I HAVE to say the weekend was a hoot, and there are now 13 more double handed devotees thanks to master spey instructor Simon Gawesworth.
A goodly part of his personality as an instructor and leader in the world of Spey is is sheer delight in fishing the rods and inducting other to his passion. I had wanted
to return the favor Simon did me on the Missouri last year, showing off the White, but his travel work schedule only gave us a few hours.
I wanted to impart some of Simon’s goofy delight in fishing a “new river” with a double hander _ particularly a light switch rod, (Sage One 11’ 4wt) with a team of soft hackles. Now as it happened we had been staring at risers all weekend during class hours, but in the short time available we were a little early.

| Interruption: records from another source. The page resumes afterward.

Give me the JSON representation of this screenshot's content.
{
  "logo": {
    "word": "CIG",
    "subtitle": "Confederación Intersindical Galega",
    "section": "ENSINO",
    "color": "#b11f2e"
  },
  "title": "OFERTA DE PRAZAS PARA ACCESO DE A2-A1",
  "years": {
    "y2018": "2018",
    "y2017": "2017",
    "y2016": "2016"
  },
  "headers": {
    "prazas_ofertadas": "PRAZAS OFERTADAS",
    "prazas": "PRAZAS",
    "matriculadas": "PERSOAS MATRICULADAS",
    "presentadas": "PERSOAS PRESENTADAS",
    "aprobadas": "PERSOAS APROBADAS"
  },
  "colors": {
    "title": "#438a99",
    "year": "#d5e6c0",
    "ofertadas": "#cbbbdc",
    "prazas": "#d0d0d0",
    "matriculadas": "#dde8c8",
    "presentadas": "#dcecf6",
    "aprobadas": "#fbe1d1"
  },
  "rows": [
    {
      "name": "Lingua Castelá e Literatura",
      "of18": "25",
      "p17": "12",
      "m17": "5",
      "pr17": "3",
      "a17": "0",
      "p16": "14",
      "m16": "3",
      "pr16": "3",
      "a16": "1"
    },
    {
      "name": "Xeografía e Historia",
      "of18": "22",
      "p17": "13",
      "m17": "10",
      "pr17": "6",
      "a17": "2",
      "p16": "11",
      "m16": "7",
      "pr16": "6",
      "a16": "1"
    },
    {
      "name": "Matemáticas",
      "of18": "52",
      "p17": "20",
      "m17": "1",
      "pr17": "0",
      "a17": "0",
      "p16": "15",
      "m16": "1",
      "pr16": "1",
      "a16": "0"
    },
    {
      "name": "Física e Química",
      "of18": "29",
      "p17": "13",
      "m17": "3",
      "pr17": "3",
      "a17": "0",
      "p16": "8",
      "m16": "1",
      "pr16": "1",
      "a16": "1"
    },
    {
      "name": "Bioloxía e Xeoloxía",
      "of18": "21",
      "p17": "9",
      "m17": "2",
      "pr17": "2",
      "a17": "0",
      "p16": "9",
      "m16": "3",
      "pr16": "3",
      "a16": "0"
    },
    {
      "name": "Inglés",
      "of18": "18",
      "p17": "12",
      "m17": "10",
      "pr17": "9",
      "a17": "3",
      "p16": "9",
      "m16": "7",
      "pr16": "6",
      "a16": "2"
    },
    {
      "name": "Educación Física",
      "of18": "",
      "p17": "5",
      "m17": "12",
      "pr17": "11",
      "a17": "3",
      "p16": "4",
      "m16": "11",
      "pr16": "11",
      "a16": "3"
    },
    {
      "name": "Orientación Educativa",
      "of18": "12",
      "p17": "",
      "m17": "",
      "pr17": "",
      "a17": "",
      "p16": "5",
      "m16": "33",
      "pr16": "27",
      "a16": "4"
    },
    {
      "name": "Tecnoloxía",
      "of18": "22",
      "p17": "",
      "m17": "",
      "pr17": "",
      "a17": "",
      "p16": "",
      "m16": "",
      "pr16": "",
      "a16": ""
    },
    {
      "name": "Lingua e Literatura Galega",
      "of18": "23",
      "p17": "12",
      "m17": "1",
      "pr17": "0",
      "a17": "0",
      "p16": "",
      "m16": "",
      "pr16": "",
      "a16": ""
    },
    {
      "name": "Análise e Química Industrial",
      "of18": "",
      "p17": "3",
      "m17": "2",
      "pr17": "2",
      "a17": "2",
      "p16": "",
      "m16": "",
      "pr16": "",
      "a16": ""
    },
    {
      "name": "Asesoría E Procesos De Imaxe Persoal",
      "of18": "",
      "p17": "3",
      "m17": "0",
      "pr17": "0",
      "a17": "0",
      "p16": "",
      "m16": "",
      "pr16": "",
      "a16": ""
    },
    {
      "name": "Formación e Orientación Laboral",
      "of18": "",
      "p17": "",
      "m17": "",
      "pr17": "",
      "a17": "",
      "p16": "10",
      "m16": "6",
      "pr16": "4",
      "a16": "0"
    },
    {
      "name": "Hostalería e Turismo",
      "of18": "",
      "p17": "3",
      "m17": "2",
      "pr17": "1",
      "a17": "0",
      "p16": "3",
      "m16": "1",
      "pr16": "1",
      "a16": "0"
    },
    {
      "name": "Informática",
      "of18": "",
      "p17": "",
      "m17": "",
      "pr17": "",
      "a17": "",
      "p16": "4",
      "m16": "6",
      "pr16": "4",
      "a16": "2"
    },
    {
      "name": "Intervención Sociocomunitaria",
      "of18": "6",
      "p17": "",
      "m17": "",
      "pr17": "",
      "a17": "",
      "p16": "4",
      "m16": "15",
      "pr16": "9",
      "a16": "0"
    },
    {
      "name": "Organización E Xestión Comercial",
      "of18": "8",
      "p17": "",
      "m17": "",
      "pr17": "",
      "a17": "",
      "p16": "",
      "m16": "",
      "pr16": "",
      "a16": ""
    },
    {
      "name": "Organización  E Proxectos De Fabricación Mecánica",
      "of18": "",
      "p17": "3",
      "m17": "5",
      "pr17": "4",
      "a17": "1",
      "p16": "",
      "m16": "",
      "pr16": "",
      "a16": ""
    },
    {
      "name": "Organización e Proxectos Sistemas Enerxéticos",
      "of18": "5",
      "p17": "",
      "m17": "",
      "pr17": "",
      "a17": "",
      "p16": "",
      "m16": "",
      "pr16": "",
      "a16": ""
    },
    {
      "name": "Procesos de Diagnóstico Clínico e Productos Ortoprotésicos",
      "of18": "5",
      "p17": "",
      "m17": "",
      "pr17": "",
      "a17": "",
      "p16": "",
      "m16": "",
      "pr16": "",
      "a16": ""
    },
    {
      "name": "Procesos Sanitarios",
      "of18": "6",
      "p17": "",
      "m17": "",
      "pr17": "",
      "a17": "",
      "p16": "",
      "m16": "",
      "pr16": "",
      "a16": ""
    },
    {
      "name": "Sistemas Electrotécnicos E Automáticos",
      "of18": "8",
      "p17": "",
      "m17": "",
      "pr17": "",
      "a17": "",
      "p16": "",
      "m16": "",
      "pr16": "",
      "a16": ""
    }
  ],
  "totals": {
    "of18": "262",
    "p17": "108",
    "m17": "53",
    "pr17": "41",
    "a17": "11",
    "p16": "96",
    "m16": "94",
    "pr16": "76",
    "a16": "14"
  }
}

Not that Simon didn’t take delight in finding any fish up feeding, and dragging him off the water to move spots, or even catch his flight home, took some urging. Which really is what its all about _ the allure of the Spey cast.
Yes the longer rods have advantages in certain instances, well suited to our wide rivers, as Simon points our for devotees of soft hackles or buggers and other streamers. But the real allure is in the tempo of the cast, the movement of the rod tip, and watching those long lines unfurl otherwise impossible distances.
Its terribly addictive, just ask Bill, myself or any of the other classmates. Its not going to be the last you will hear of Spey casting around here.